Several musicians noticed him, though, and provided early mentorships. After taking up the trumpet at 12, he had achieved a sufficient plateau of technique by his mid-teens to play informally with pianist Phineas Newborn, a fellow native of the Memphis area. Little went on to study at the Chicago Conservatory, where he met Sonny Rollins. The two were sharing an apartment on the South Side when Rollins introduced him to Max Roach, who was looking for his next Clifford Brown. Roach found what he was looking for in Booker Little, who made an impressive record debut at 20 in June 1958 on Max On The Chicago Scene for EmArcy. By the time he left Roach eight months later, he had recorded six more albums, including his first as leader, Booker Little 4 And Max Roach (UA/Blue Note).
As a trumpet player, Little played with an orderly virtuosity — clean, precise, articulate, but without the audacity and high-note acrobatics of the earlier bop masters. He followed in the gentler jurisdictions of Fats Navarro and Clifford Brown. Critic John Litweiler characterized his sound as “lyric abstraction.” In New York, though, Eric Dolphy, Julian Priester and others awakened him to the possibilities that lay beyond the frontiers of hard-bop. While he never embraced the free-jazz model, by the time he recorded with Dolphy on his penultimate album, At The Five Spot, in July 1961, he was clearly comfortable and engaged with its more untamed insubordinations. Perhaps this had a liberating influence on his writing, which was well showcased on his last record, Victory And Sorrow, for Bethlehem. While his compositions obey the extended canons of melody and harmony, according to critic Michael Cuscuna, “they are more ambitious than then standard 12-, 16- and 32-bar themes and chord sequences that prevailed in the ’50s.”

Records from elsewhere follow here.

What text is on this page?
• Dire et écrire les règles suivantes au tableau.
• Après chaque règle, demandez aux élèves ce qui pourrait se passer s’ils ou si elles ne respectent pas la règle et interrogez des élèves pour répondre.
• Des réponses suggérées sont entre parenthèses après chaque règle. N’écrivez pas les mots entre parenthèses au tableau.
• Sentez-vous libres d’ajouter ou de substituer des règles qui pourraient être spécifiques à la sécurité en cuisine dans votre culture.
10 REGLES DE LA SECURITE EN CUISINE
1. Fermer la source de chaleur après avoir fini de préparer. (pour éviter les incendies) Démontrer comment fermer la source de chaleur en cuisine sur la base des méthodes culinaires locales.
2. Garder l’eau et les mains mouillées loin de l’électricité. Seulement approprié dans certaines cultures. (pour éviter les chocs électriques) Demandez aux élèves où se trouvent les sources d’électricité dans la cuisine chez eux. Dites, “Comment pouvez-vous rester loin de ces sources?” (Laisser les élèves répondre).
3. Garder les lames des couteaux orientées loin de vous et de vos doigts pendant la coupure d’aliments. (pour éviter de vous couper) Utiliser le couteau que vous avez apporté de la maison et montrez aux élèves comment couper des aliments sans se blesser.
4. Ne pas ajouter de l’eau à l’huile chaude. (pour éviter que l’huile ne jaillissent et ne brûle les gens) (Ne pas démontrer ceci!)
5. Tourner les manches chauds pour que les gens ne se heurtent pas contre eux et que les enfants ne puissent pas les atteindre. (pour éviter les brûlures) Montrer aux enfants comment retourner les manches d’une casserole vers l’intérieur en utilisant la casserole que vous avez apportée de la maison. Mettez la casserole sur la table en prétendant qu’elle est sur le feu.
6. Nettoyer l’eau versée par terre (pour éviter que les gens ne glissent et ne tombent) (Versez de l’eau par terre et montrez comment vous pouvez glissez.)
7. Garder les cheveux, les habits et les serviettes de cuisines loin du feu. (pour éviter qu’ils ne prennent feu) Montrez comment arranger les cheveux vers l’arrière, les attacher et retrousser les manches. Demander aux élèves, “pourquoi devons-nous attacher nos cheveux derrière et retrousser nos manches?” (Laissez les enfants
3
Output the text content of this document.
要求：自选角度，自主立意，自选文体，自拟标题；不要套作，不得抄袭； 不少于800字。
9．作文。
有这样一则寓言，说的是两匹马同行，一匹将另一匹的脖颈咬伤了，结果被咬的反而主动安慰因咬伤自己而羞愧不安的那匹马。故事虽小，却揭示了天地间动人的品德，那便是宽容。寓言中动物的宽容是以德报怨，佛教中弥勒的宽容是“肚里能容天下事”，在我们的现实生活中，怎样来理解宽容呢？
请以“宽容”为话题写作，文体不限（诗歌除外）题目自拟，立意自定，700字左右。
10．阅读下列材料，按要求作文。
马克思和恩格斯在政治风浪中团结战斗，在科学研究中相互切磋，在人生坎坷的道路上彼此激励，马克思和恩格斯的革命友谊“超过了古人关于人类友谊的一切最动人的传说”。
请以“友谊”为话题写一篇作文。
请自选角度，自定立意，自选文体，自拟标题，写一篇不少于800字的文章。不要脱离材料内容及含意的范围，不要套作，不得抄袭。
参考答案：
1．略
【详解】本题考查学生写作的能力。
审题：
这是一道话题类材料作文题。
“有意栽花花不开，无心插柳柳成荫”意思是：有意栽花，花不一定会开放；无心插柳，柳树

Little died before his place as a transitional figure in jazz was clear. No one could know where the bridges he was building might lead, least of all Little himself. The year he died, his name appeared in neither the DownBeat Critics Poll nor Readers Poll, although he did place 10th among the “new stars.”
“My approach to playing,” he told DownBeat during a visit to the New York office shortly before his death, “has been to find a sound around my sound and then write. Writing is a special thing to me. I want to play … but I hear so many things for others. I’ll develop … and I’ll do it in my own way. … You can’t sacrifice integrity and still be you. But there, you have to listen to what they’re saying to you. I won’t hit my head against the wall; I see too many people die that way.”